1.2   STATEMENT OF THE PROBLEM

It is an established fact that market mechanism cannot solely perform all the economic functions in a country; and as such public policy like fiscal policy is required to stabilize, correct, guide and supplement the market forces. Fiscal policyis one of such policies that government uses to correct market imperfections and failure. In Nigeria, governments at various times had used these policies to stabilize and manage the economy with a view to achieving desired macroeconomic objectives such as promoting employment generation, ensuring economic stability, maintaining price stability and balance of payment viability, ensuring exchange rate stability and maintaining stable economic growth. The fiscal policy thrust used in manipulating the economy depends on the objectives that need to be achieved at any time period. Government intervention in the economy through fiscal policy has been to manipulate the receipt and expenditure sides of its budget in order to achieve certain national objectives. The reality however is that often, there have been wastages, some spending has been politicized, and there has been high level misappropriation, mismanagement and corruption. However, the researcher is examining the impact of fiscal policies in stabilization of the Nigeria economy.

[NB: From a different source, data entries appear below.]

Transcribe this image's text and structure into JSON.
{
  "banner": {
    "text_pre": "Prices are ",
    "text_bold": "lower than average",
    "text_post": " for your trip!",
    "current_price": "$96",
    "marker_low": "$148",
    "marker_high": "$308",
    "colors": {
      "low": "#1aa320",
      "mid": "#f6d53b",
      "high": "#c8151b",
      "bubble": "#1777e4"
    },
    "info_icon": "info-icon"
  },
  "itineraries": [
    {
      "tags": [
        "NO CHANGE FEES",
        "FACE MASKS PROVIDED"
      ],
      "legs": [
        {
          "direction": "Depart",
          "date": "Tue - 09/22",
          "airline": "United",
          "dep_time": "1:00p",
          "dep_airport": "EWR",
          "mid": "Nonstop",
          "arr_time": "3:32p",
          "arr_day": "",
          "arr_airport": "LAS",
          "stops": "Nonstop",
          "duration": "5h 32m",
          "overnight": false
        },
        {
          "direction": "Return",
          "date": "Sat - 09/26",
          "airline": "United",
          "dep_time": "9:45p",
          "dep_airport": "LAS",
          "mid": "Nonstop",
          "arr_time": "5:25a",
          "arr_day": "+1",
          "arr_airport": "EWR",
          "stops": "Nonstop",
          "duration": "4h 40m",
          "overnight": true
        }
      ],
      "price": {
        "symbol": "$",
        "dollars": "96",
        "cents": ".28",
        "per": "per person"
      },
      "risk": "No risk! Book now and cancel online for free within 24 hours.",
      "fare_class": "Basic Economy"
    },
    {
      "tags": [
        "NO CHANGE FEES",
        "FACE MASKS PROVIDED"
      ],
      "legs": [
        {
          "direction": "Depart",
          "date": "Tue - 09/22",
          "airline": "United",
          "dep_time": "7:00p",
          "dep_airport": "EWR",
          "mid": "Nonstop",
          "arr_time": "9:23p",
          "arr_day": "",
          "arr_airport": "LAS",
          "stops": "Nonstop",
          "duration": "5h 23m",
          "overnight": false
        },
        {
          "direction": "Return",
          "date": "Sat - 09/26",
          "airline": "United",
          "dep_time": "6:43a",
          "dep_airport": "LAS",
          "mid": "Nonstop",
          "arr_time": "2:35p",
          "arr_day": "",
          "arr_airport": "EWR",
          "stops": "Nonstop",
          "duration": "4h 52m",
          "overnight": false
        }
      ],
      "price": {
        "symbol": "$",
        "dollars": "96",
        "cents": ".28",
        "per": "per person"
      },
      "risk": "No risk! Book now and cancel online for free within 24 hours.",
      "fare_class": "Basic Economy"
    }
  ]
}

1.3   OBJECTIVES OF THE STUDY

The following are the objectives of this study:

1. To examine the impact of fiscal policies in stabilization of the Nigeria economy.

2. To examine the factors influencing the proper implementation of various fiscal policies in Nigeria.

3. To identify the consequences of the implemented fiscal policies by the government of Nigeria.

1.4   RESEARCH QUESTIONS

1. What is the impact of fiscal policies in stabilization of the Nigeria economy?

2. What are the factors influencing the proper implementation of various fiscal policies in Nigeria?

3. What are the consequences of the implemented fiscal policies by the government of Nigeria?

1.5 SIGNIFICANCE OF THE STUDY

The following are the significance of this study:

1. The outcome of this study will be a useful guide for the government of Nigeria, stakeholder in the financial sector and the general public on how fiscal policies can be used as a tool for the stabilization of the Nigerian economy.

2. This research will also serve as a resource base to other scholars and researchers interested in carrying out further research in this field subsequently, if applied will go to an extent to provide new explanation to the topic.

1.6 SCOPE/LIMITATIONS OF THE STUDY

This study on the impact of fiscal policies in stabilization of the Nigeria economy will cover various fiscal policies that has been adopted by the government of Nigeria considering its effect on the stabilization of Nigerian economy.

1.7 LIMITATIONS OF STUDY

Financial constraint– Insufficient fund tends to impede the efficiency of the researcher in sourcing for the relevant materials, literature or information and in the process of data collection (internet, questionnaire and interview).

Time constraint– The researcher will simultaneously engage in this study with other academic work. This consequently will cut down on the time devoted for the research work.